Due to the nature of the encounter system, the story is paced much quicker than most other classic JRPGs, as it’s missing most of their typical bloat, and there’s almost never a moment that’s wasted on doing anything tedious. The game is also fairly short and breezy, with an average playthrough clocking in at about 15 hours. It recognizes that many gamers that grew up with SNES RPGs as teenagers are adults now and might not have the time to sink into an epic game, so the short length actually makes it more approachable. 

As a downside, the brief play time means that some of the characters are pretty undeveloped, as in spite of the amusing dialogue, most of the characters (even the villain) are really shallow. In the beginning of the game, it looks like Dave and Chahn are going to be important, but quickly the game puts them aside and present more and more new characters. Some of them barely have any excuse to go with you, like Orson or Clarke, and just tag along for the ride.

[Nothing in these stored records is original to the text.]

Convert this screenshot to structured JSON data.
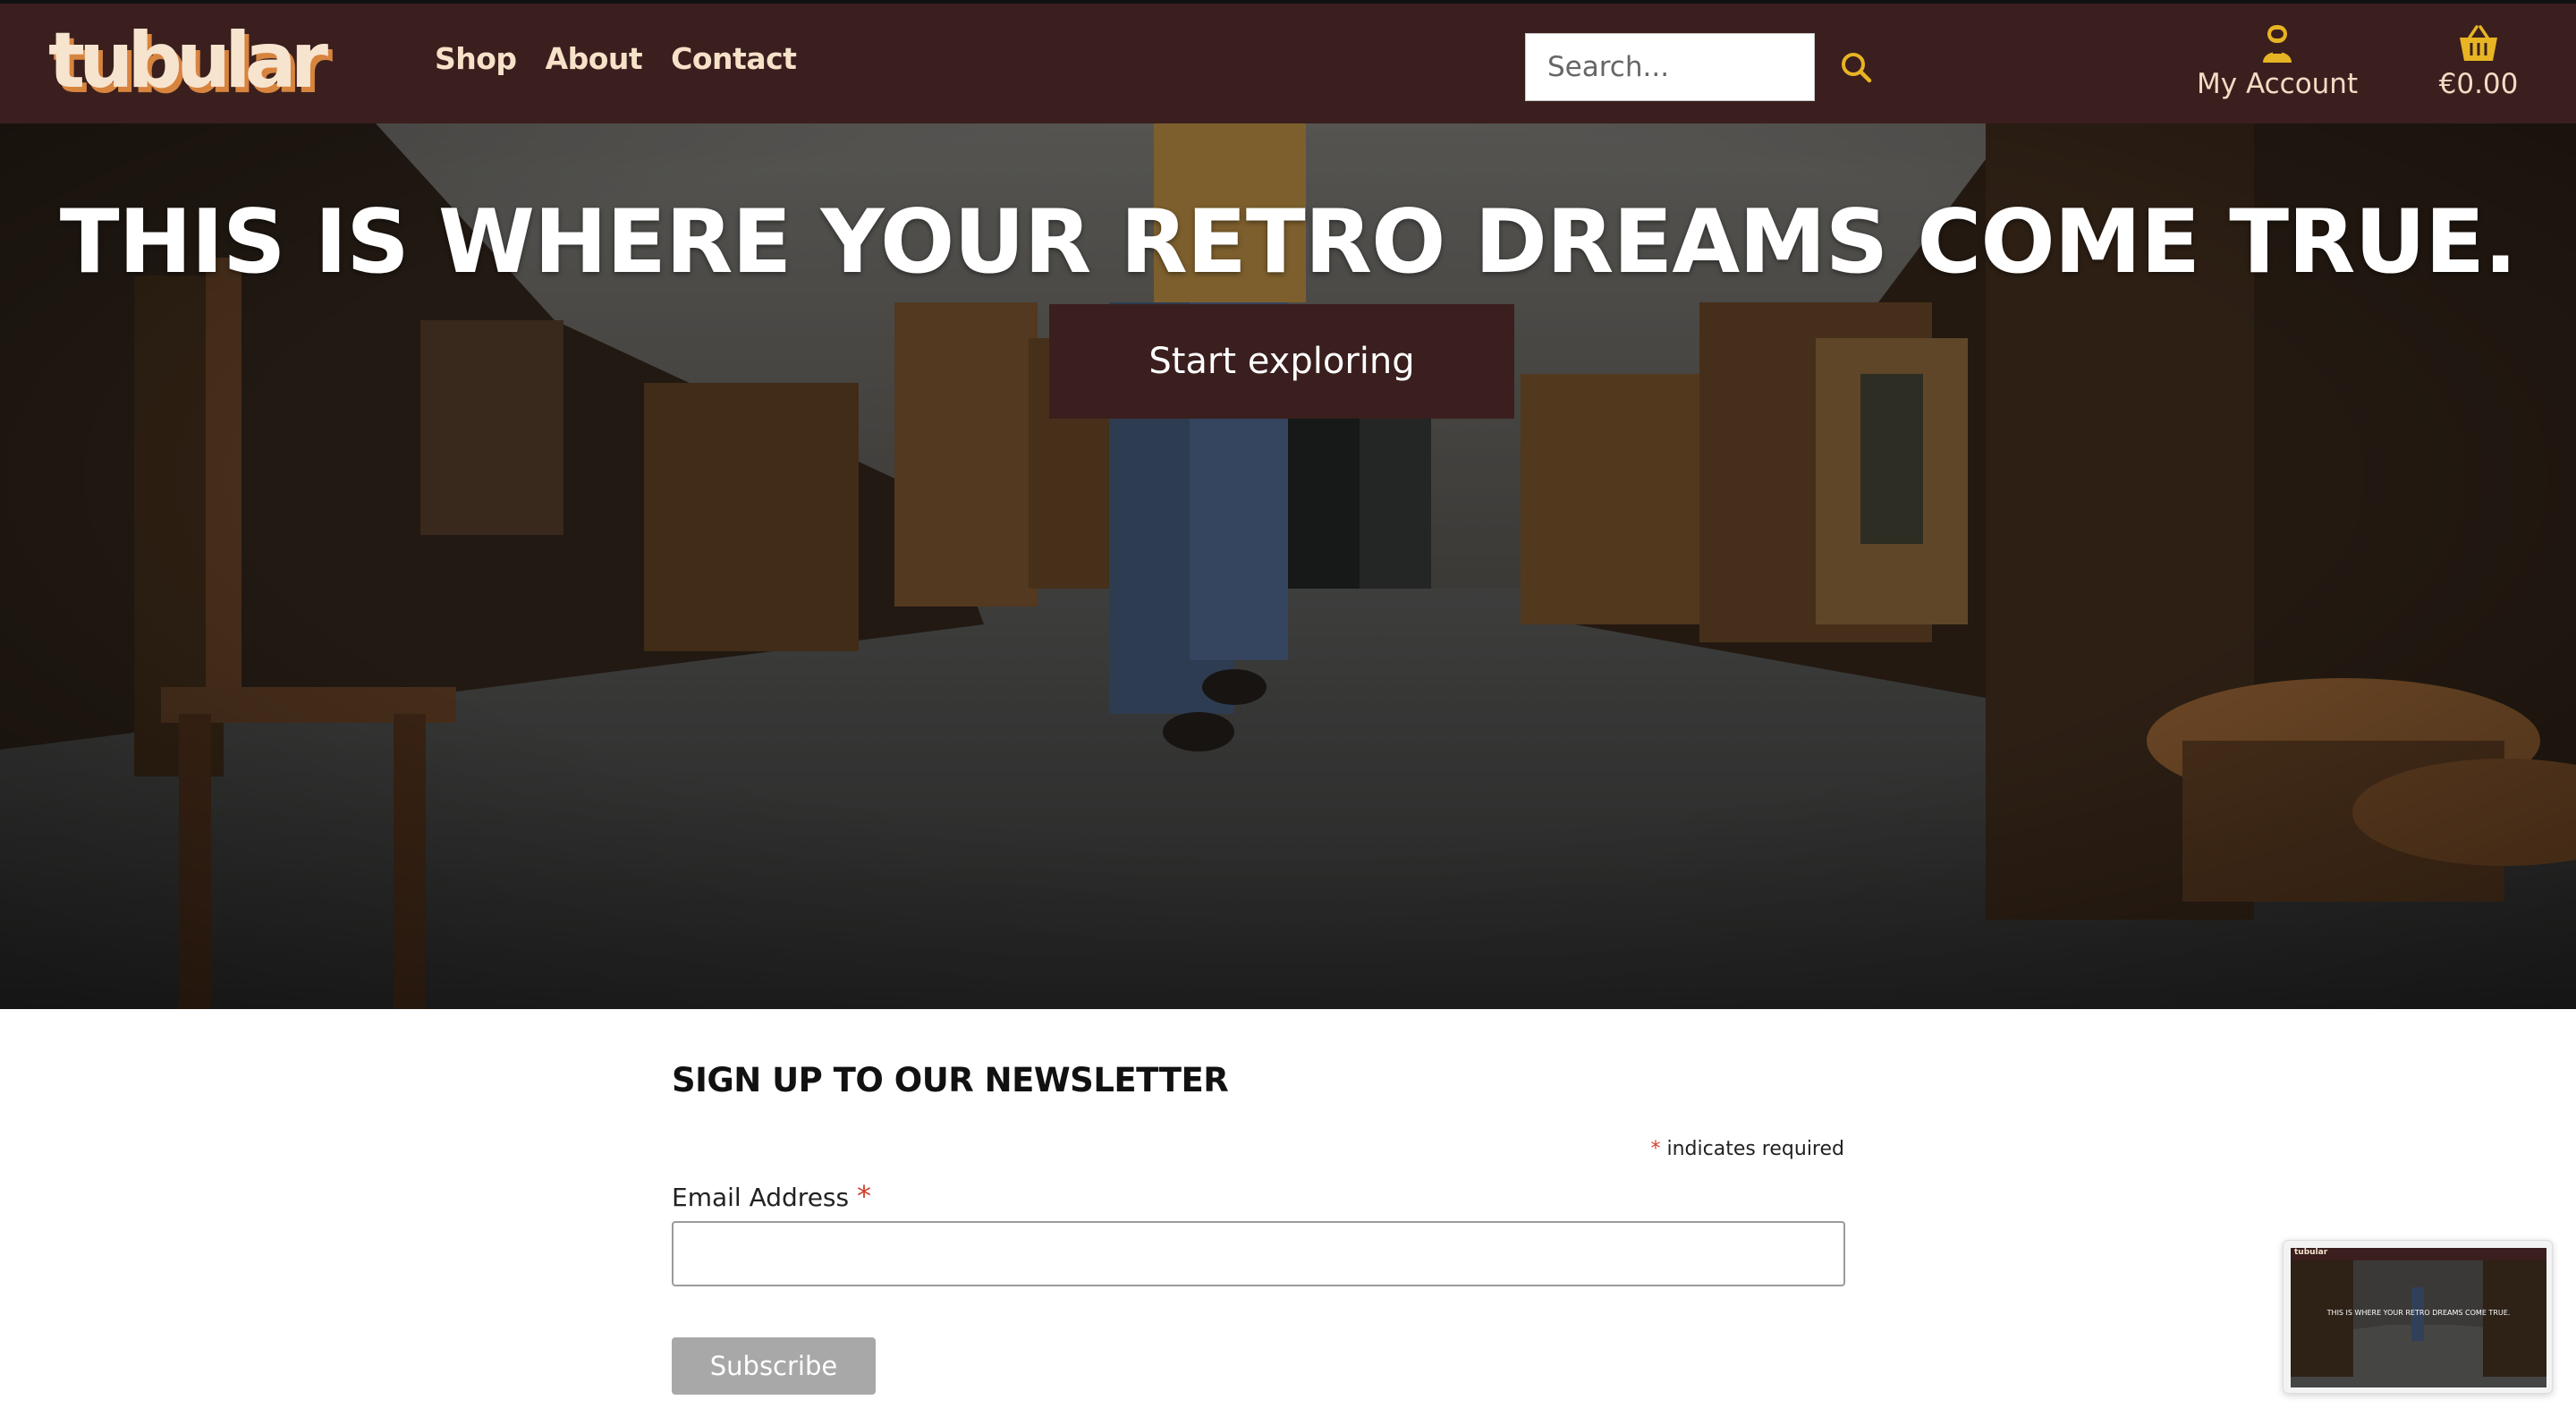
{
  "header": {
    "logo_text": "tubular",
    "nav": [
      {
        "label": "Shop"
      },
      {
        "label": "About"
      },
      {
        "label": "Contact"
      }
    ],
    "search": {
      "placeholder": "Search...",
      "icon": "search-icon"
    },
    "account": {
      "label": "My Account",
      "icon": "user-icon"
    },
    "cart": {
      "label": "€0.00",
      "icon": "basket-icon"
    },
    "colors": {
      "background": "#3a1f1e",
      "text": "#f6e1c9",
      "icon": "#e7b424"
    }
  },
  "hero": {
    "title": "THIS IS WHERE YOUR RETRO DREAMS COME TRUE.",
    "cta_label": "Start exploring"
  },
  "newsletter": {
    "title": "SIGN UP TO OUR NEWSLETTER",
    "required_note": "indicates required",
    "required_mark": "*",
    "email_label": "Email Address",
    "email_value": "",
    "subscribe_label": "Subscribe"
  },
  "thumbnail": {
    "logo_text": "tubular",
    "title": "THIS IS WHERE YOUR RETRO DREAMS COME TRUE."
  }
}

Indeed, Cosmic Star Heroine’s biggest issue is that it tries to cramp too much in too little space. There are 11 characters, most of them have about 15-20 abilities in the end of the game. While this is great for variety and you’ll never be without options, there’s simply not enough time or reason to use all of them. Leveling also happens too quickly – sometimes, you level up once per battle, so that makes every level you get even more useless than they generally are in JRPGs. It only really makes a difference when you get a new ability.

Graphically, Cosmic Space Heroine is generally excellent. The pixel art aesthetic is wondrous and the environments are quite varied, with the three planets looking very different from one another.  While Araenu, the first planet, has a cool cyberpunk vibe, Rhomu feels like a post apocalyptic jungle and Nuluup is an idyllic forest whose dangers lurk around. There are a wide variety of characters, human and alien, friend and foe. The sprite artwork obviously recalls Chrono Trigger and the SNES Final Fantasy games, but the high color palette and more intricate map design makes it feel more like a lost 32-bit RPG. The only area where the visuals come up short at the cutscenes. There are a ton of them and they aren’t quite on the level as the rest of the game. They recall the stiff animation of Sega CD and TurboGrafx-16 RPGs, but they rely on the “American designer replicating Japanese anime” concept and lack the designs that made the older games so charming. There are a few other quirks too, as some aspects of exploration are a bit clunky though, especially interacting with the environment or talking to NPCs. 

The music is composed by HyperDuck Soundworks, who also provided the soundtrack to Dust: An Elysian Tail. Rather than a typical 16-bit chiptune-style soundtrack, it’s a much more elaborate work that recalls the stylings of TurboGrafx-16 and Sega CD RPGs. While those soundtracks were often held back by the size of compact discs (which could hold a little over 70 minutes of audio, assuming the game data size was small), Cosmic Star Heroine’s is more expansive. There over fifty tracks and some are quite long – the battle theme is nearly four minutes in length! In general, the music is very rock oriented, with plenty of guitars and synth, though quite a bit more modern than the sounds used in a typical 90s game soundtrack. 

In the end, Cosmic Star Heroine is one of the best indie JRPGs out there. The game is an awesome example of a fast paced, strategically challenging game. It captures the feel of 90s JRPGs very well, in spite of being made by an American developer, though its length is both a positive and negative. For more than just nostalgic JRPG lovers, fans of turn-based battle systems should absolutely play Cosmic Star Heroine, because it’s one of the most well developed ones out there.